Она перекрестилась на икону Тайной Вечери (по содержанию повесили её в столовой), села. Шёл Успенский пост, на столе не было ни мясного, ни молочного, и кофе без сливок подала буфетная девка, сам лакей к раннему завтраку тоже не выходил.
Евдокия Григорьевна, дочь простого станичного коваля (одень её плоше – и сегодня та ж, бабка из деревни), не могла и за много лет привыкнуть – сидеть за столом барыней в кружевной шали, а всё нужное подадут. Она рада была заметить упущенное и сама поднести, а в иные дни, отстранив поварих, сготовить в ведёрной кастрюле малороссийский борщ. Уж дети, стыдясь прислуги, останавливали её, а перед гостями заставляли убрать постоянную вязку на спицах и клубок шерсти от ног.
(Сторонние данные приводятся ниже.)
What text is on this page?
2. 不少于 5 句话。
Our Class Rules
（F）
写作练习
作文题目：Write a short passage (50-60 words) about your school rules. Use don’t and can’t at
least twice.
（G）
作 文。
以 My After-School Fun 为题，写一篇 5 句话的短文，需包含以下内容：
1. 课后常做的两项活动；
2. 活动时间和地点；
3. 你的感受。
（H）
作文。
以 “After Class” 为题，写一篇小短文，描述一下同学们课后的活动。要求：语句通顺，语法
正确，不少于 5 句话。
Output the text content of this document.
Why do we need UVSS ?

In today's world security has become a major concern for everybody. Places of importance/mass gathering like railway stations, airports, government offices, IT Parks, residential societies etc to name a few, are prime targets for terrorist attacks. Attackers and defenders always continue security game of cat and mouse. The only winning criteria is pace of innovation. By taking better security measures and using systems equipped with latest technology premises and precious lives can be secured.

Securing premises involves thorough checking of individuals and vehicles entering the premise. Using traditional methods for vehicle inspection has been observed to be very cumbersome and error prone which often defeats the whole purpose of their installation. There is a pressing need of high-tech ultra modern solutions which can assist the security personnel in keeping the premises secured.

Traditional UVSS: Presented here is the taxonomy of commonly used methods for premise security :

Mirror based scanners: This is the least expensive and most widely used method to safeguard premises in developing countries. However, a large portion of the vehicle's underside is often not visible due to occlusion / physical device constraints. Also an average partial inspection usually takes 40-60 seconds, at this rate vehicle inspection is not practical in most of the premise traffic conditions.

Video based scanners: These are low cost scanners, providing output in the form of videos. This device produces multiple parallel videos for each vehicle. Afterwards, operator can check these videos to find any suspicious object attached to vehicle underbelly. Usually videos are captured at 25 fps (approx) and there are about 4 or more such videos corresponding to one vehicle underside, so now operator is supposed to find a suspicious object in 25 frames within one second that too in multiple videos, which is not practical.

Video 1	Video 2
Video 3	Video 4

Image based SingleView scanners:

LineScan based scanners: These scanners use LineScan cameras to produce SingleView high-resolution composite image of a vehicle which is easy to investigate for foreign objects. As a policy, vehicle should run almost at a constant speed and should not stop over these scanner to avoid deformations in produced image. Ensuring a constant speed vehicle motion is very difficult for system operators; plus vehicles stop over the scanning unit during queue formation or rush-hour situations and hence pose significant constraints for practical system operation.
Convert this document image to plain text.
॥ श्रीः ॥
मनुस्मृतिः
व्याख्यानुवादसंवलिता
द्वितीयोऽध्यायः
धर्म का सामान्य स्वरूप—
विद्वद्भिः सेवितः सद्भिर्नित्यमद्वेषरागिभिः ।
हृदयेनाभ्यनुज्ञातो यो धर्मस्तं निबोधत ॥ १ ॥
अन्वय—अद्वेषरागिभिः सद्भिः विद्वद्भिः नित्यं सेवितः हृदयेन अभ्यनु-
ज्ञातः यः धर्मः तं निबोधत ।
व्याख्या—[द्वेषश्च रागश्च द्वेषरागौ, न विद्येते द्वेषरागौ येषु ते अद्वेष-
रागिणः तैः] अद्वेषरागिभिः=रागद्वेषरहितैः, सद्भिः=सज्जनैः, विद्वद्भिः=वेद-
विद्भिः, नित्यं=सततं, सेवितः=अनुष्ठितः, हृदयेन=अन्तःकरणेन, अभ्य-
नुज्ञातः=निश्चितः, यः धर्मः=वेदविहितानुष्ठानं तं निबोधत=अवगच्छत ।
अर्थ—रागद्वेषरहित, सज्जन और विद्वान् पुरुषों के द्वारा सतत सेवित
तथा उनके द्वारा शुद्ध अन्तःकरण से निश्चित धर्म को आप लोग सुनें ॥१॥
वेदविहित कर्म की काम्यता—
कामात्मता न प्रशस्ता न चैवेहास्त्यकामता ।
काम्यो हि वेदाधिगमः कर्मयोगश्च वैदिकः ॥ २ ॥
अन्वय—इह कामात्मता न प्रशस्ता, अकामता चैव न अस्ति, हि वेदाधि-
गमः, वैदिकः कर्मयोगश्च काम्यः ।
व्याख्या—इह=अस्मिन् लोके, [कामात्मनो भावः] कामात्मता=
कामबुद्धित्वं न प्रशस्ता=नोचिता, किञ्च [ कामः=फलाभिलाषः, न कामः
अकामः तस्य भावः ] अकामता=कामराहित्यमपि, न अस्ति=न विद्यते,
В прачечной тщилась свекровь проверять расход мыла и древесного угля, распоряжалась не принимать в стирку тонкого белья невестки (“зачем дорогое надевать? Кто его видит?”), себе со стариком и всем, кому в доме могла, велела носить грубое, шитое прихожими монашками. Ведь с этим самым мужем они были когда-то в саманной хатёнке при десятке овец – и до старости не могла Евдокия Григорьевна поверить в прочность мужниного богатства. Она не могла точно уследить, где утекает, утекало везде, от богатства их черезкрайнего люди заимствовали, брали, воровали, было десять человек домовой обслуги да десять дворовой, это без казаков, а сколько служащих, рабочих – конторщики, приказчики, объездчики, кладовщики, конюхи, воловики, машинисты, садовники, – кто мог за ними уследить? И надо ли было, где пьётся, там и льётся?